Tendon injury from too much use is a common injury in sport. It happens when the cumulative strain on the tendon exceeds what the tendon can take. There is two parts to this: the first is the cumulative load and that means simply how much exercise is carried out and just how often this is done. It is vital that the tendon is given time to adapt to those loads or the collective load may exceed that. That's the second aspect, just how adapted the tendon is to those loads. Understanding these concepts is crucial in understanding and managing tendonitis.
By way of example, peroneal tendonitis that is an overuse injury occurring on the outside of the ankle joint. The cumulative load in this tendon is elevated when exercise amounts are too high or increased too quickly and not enough time is provided for the tendon to adjust to those higher loads. The cumulative load can also be increased by the biomechanics of the foot. As an example, if the supination resistance of the foot is low then the peroneal muscles on the outside of the lower limb will have to work harder. That can put an increased force on the peroneal tendons after which combined with training errors that load could go beyond what the tendon can take and it develops tendonitis.

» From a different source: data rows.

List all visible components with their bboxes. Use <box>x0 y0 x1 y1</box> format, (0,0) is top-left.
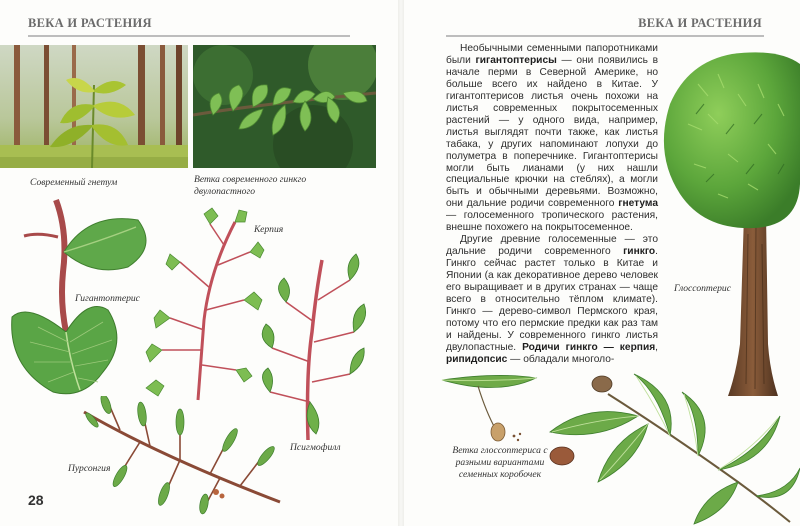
body-text <box>446 43 658 366</box>
ginkgo-photo <box>193 45 376 168</box>
text-run: Другие древние голосеменные — это дальние родичи современного <box>446 234 658 258</box>
header-rule-right <box>446 35 764 37</box>
text-run: — голосеменного тропического растения, внешне похожего на покрытосеменное. <box>446 210 658 234</box>
header-rule-left <box>28 35 350 37</box>
bold-term: гнетума <box>618 198 658 210</box>
bold-term: рипидопсис <box>446 353 508 365</box>
bold-term: Родичи гинкго — керпия <box>522 341 656 353</box>
caption-gigantopteris: Гигантоптерис <box>75 293 140 304</box>
paragraph-ginkgo <box>446 234 658 365</box>
caption-psigmophyll: Псигмофилл <box>290 442 341 453</box>
caption-gnetum: Современный гнетум <box>30 177 118 188</box>
paragraph-gigantopteris <box>446 43 658 234</box>
text-run: Необычными семенными папоротниками были <box>446 43 658 66</box>
text-run: , <box>655 341 658 353</box>
glossopteris-tree-illustration <box>658 44 800 400</box>
bold-term: гигантоптерисы <box>475 54 557 66</box>
caption-ginkgo-branch: Ветка современного гинкго двулопастного <box>194 174 307 197</box>
caption-glossopteris: Глоссоптерис <box>674 283 731 294</box>
caption-pursongia: Пурсонгия <box>68 463 111 474</box>
text-run: . Гинкго сейчас растет только в Китае и Японии (а как декоративное дерево человек его выращивает и в других странах — чаще всего в относительно тёплом климате). Гинкго — дерево-символ Пермского края, потому что его пермские предки как раз там и найдены. У современного гинкго листья двулопастные. <box>446 246 658 353</box>
pursongia-illustration <box>80 396 290 516</box>
caption-kerpia: Керпия <box>254 224 284 235</box>
running-head-right: ВЕКА И РАСТЕНИЯ <box>638 16 762 30</box>
caption-glossopteris-branch: Ветка глоссоптериса с разными вариантами семенных коробочек <box>452 445 548 480</box>
book-gutter <box>398 0 404 526</box>
gnetum-photo <box>0 45 188 168</box>
text-run: — обладали многоло- <box>507 353 615 365</box>
page-number: 28 <box>28 492 44 508</box>
kerpia-illustration <box>140 200 265 405</box>
text-run: — они появились в начале перми в Северной Америке, но больше всего их найдено в Китае. У гигантоптерисов листья очень похожи на листья современных покрытосеменных растений — у одного вида, например, листья выглядят почти также, как листья табака, у других напоминают лопухи до полуметра в поперечнике. Гигантоптерисы могли быть лианами (у них нашли специальные крючки на стеблях), а могли быть и обычными деревьями. Возможно, они дальние родичи современного <box>446 54 659 210</box>
bold-term: гинкго <box>623 246 656 258</box>
running-head-left: ВЕКА И РАСТЕНИЯ <box>28 16 152 30</box>
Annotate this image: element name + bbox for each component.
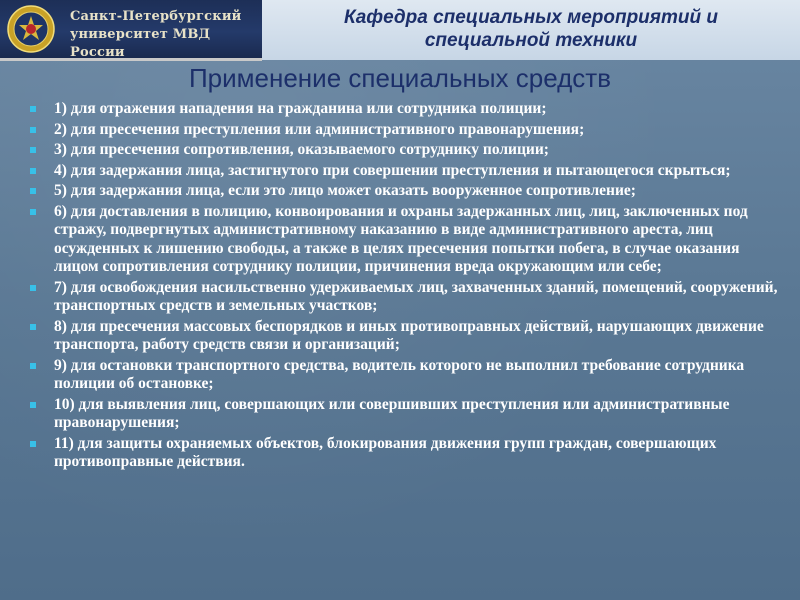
purpose-list	[22, 100, 782, 474]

Based upon these concepts, peroneal tendonitis is treated by reducing that collective load. That will mean training volumes and frequency ought to be reduced somewhat to permit the tendon to adjust to the loads. The strain in this condition may also be reduced with foot orthoses that evert the foot, which means the peroneal muscles will not need to work so hard. Next the tendon really should be given an opportunity to adapt to the loads. This means that exercising volume and frequency needs to be slowing increased, with lots of rest between training loads to get the tendon to adjust to those stresses.